Question

Let \( p = (1, \frac{1}{2}, \frac{1}{3}, \frac{1}{4}) \in {R^4 \) and \( f : {R}^4 \to {R} \) be a differentiable function such that \( f(p) = 6 \) and \( f(Ax) = A^3 f(x) \), for every \( A \in (0, \infty) \) and \( x \in {R}^4 \). The value of \[ 12 \frac{\partial f}{\partial x_1}(p) + 6 \frac{\partial f}{\partial x_2}(p) + 4 \frac{\partial f}{\partial x_3}(p) + 3 \frac{\partial f}{\partial x_4}(p) \] is equal to (answer in integer):}

Hint:

Use the scaling property of \( f \) to derive relationships between partial derivatives.

Answer 1

Step 1: Scaling property of \( f \).

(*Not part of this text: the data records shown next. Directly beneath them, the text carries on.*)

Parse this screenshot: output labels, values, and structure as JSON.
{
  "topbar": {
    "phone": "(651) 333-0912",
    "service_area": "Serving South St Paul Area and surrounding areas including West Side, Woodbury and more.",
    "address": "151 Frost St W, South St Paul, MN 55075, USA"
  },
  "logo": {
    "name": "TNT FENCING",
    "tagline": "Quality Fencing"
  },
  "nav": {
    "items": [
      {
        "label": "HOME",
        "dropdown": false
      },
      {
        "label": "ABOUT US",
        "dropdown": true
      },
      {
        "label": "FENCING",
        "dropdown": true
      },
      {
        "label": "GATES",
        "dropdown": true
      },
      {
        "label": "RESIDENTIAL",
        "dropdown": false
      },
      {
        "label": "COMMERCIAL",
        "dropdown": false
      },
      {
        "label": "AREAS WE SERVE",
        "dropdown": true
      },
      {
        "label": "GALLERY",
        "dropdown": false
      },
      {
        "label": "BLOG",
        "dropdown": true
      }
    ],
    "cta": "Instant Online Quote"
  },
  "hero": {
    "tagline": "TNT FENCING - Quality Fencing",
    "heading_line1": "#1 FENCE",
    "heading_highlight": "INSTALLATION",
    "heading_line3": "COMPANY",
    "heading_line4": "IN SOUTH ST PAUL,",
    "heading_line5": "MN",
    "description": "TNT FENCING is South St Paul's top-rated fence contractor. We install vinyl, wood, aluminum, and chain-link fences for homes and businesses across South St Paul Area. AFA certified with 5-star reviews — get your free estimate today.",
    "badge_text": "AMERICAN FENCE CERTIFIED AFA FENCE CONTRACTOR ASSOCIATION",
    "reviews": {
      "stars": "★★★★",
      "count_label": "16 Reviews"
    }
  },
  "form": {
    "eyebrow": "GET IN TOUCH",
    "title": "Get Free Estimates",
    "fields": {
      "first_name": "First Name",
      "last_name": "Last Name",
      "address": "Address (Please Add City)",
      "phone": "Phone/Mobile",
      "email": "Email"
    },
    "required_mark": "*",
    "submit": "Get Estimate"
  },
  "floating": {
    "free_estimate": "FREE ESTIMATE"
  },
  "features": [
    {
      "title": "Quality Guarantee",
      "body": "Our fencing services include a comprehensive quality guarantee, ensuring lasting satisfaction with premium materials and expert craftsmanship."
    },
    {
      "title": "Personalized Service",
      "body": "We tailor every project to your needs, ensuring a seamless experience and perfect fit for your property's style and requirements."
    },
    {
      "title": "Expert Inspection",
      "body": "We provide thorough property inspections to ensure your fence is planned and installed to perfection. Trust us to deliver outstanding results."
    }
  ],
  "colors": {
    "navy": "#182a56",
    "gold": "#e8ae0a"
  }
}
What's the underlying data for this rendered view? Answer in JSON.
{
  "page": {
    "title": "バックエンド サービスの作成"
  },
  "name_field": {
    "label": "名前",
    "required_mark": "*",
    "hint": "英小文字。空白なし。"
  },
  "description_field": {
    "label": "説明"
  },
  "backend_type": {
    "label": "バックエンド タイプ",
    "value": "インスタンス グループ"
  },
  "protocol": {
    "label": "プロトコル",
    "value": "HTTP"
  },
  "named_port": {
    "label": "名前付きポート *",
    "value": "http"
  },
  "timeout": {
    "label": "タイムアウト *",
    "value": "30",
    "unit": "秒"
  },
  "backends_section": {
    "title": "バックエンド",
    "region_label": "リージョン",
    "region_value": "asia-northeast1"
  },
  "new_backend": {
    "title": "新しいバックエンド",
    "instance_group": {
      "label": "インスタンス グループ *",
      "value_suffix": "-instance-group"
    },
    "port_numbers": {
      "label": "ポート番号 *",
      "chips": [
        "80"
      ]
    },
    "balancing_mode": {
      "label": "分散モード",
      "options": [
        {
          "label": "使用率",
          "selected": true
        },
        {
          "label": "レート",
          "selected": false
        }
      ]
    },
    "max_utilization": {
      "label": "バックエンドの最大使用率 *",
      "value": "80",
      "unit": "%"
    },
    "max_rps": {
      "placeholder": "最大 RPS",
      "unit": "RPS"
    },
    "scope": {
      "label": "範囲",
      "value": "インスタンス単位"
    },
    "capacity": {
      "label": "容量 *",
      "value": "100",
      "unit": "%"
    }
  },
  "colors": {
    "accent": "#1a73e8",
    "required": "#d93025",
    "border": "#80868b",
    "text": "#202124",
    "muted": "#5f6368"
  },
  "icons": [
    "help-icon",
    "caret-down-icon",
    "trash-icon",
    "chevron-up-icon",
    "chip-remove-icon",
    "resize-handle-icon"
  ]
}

The functional equation \( f(Ax) = A^3 f(x) \) implies a relationship between \( f \) and its partial derivatives: \[ x_1 \frac{\partial f}{\partial x_1} + x_2 \frac{\partial f}{\partial x_2} + x_3 \frac{\partial f}{\partial x_3} + x_4 \frac{\partial f}{\partial x_4} = 3f(x). \] Step 2: Substitution at \( p \). At \( p = (1, \frac{1}{2}, \frac{1}{3}, \frac{1}{4}) \), substitute into the scaling property and simplify: \[ 12 \frac{\partial f}{\partial x_1}(p) + 6 \frac{\partial f}{\partial x_2}(p) + 4 \frac{\partial f}{\partial x_3}(p) + 3 \frac{\partial f}{\partial x_4}(p) = 216. \] Step 3: Conclusion. The value is \( {216} \).